Rather, being too close to eBay may have inhibited PayPal’s ability to strike deals with other e-commerce companies or make stock-based acquisitions. Up-and-comers like Stripe and Square might be much more interested in getting acquired with shares of a hot growth stock than eBay shares, which have been stuck in  a narrow trading range for the past two years. And being independent should focus PayPal’s goals and incentives on becoming the “Visa of the Internet,” as hedge fund manager Daniel Loeb puts it, without worrying about the fallout at eBay.

Then there is the Apple Pay question. Consumers who choose Apple Pay may not be choosing PayPal. But, as Loeb points out, PayPal does under 2 percent of its total volume today in the real world of physical stores, Apple Pay’s main market thus far. That gives PayPal a chance to enter that segment as a disruptor, Loeb says.
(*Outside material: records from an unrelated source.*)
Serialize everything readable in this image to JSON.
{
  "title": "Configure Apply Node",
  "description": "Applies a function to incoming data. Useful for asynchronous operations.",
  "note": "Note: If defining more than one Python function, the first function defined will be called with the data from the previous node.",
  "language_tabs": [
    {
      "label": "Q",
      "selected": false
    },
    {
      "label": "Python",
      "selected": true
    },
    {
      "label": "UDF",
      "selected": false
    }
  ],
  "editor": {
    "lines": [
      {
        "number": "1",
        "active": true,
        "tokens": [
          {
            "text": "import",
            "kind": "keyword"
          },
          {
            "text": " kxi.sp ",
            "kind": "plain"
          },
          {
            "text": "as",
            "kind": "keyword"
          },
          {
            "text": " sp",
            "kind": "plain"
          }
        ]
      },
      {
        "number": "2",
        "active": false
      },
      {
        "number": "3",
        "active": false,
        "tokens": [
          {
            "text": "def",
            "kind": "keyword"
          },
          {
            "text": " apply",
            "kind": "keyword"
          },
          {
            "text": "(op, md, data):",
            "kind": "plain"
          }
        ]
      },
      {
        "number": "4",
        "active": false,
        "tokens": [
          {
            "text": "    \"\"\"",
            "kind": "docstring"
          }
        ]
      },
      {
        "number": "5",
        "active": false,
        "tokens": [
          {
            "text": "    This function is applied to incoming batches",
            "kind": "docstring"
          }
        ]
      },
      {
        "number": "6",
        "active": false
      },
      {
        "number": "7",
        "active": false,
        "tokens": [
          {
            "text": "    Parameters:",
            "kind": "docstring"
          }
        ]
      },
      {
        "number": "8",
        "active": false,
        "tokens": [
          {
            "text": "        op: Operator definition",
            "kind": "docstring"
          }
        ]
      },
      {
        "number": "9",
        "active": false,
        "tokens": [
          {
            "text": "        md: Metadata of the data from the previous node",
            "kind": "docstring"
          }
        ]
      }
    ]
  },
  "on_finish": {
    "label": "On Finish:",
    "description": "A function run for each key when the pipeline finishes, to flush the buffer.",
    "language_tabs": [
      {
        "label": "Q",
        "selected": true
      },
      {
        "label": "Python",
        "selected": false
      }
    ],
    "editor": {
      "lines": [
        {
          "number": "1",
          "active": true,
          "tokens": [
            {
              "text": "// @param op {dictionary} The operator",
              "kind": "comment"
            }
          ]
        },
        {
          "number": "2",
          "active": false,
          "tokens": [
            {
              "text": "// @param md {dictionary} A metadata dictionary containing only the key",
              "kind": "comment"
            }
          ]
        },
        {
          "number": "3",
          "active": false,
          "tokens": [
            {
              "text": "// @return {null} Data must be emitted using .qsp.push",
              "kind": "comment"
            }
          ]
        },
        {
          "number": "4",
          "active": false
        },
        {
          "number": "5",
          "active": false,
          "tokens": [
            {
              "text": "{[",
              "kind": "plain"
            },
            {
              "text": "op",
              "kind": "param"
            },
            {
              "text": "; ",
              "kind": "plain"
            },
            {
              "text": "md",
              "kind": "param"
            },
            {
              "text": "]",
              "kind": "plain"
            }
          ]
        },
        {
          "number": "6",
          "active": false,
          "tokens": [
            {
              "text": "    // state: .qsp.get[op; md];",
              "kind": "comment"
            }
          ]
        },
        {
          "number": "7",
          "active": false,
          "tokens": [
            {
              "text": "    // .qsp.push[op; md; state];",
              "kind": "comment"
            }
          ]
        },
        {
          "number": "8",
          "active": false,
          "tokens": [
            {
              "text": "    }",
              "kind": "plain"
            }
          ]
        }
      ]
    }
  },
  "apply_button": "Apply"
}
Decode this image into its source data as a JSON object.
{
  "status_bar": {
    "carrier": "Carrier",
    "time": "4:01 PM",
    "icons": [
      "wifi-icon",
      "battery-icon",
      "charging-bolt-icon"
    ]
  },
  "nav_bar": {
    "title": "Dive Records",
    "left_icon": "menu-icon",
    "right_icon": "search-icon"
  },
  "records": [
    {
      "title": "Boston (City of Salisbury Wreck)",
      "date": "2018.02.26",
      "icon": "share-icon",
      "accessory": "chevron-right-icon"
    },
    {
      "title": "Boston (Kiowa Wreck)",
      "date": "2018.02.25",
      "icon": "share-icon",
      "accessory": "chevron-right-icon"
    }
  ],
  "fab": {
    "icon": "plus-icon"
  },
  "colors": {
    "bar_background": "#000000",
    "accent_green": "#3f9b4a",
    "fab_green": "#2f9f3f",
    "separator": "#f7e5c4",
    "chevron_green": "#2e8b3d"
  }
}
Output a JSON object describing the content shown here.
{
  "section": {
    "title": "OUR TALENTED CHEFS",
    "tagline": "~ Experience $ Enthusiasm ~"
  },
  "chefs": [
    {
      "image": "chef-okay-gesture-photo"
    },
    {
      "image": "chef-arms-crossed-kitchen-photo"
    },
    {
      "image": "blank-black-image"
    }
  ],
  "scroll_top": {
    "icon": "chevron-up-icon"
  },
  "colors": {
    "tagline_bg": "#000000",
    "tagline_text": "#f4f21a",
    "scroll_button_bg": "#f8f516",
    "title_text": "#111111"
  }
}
And there is also some misunderstanding about just what Apple Pay does. In essence, the service is just a convenient front-end for consumers. Beneath the surface, the app is using existing credit card networks from American Express, Visa, and MasterCard, along with payment processors including Braintree and its competitors.

In other words, an app developer or retailer that wants to allow customers to pay by Apple Pay still has to choose how to implement its underlying payments infrastructure and can still choose PayPal’s Braintree. So the spread of Apple Pay and greater use of mobile payments could help PayPal grow more quickly. And while Apple collects only 15 cents on a $100 Apple Pay transaction, PayPal and Braintree get $3.50 on average.

Headlines that Apple Pay is going to kill PayPal only bring to mind similar stories over the years. Remember when Square was going to kill PayPal? Or Google Wallet was going to kill PayPal? Or Venmo?

Seems like PayPal may just outpace them all.